また、『再生可能エネルギー大量導入・次世代電力ネットワーク小委員会』において、事業規律の強化を前提に再エネ設備の最大限の活用を促すため、既存再エネの長期電源化と有効活用に向けた論点も整理されています。
これらの議論を踏まえ、『再生可能エネルギー長期電源化・地域共生ワーキンググループ(WG)』では地域と長期に共生する再エネ導入を加速するために、事業規律の強化に向けた制度的措置と既設再エネの最大限の活用策について議論が行われ、『中間とりまとめ』として具体的に整理されています。
これまでに5回のWGが開催されており、パブリックコメントを経た上で『中間とりまとめ』として整理されています。
(パブコメによる追記・修正はほぼ無し)
再エネ設備における土地開発後から廃棄までにおける各段階と横断的事項に関して整理されています。
使用済太陽光パネルの適正廃棄に関わる事項も、『出力更新・増強時の廃棄等費用の取扱い』や『大量廃棄に向けた計画的対応』として整理されています。
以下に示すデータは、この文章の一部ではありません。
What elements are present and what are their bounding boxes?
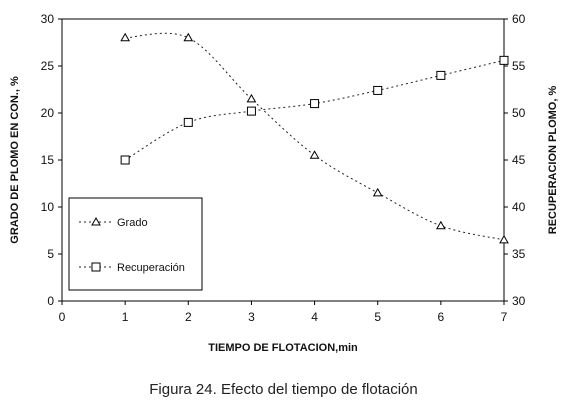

太陽光パネルが廃棄されるピークが2030年代に想定されており、計画的な対応や太陽光パネルの含有物質等の情報を正確に把握するためのデータベース構築、リサイクルの制度的支援や義務的リサイクル制度の活用など、引き続き検討すべきと指摘されています。
なお上記事項の概要は、過去に開催されたWGの議論として紹介しています。
今後は『中間とりまとめ』で示された方向性に基づき、関係省庁と連携しながら実効性確保や関係者の権利保護の観点も考慮し詳細な検討を行うとともに、地域・環境と長期に共生する再エネ導入に向けて必要な制度的対応を速やかに講じらることが期待されます。
FIT制度の始まった2012年以降に急速に普及が進んだ太陽光発電ですが、一方では多様な事業者の新規参入もあり、地域との軋轢や懸念(安全面・防災面、景観や環境への影響、将来の廃棄等)も高まっています。
東京都や川崎市で戸建て住宅への太陽光発電設置義務に代表されるように、地方や自治体でも再エネ普及に向けた動きが活発になっており、再エネの普及には地域社会・市民の理解が求められます。
循環経済・リサイクル資源の有効活用という観点からも、太陽光パネルの適正廃棄・リサイクルを促進するための制度的対応が求められ、今回で取りまとめられた方向性での制度化が進める必要があります。
今回公表された『中間とりまとめ』は、発電事業者だけでなく、再エネ設備の施工業者や静脈産業に業者など多くの事業者に関わる内容であり、広く情報が周知されることが望まれます。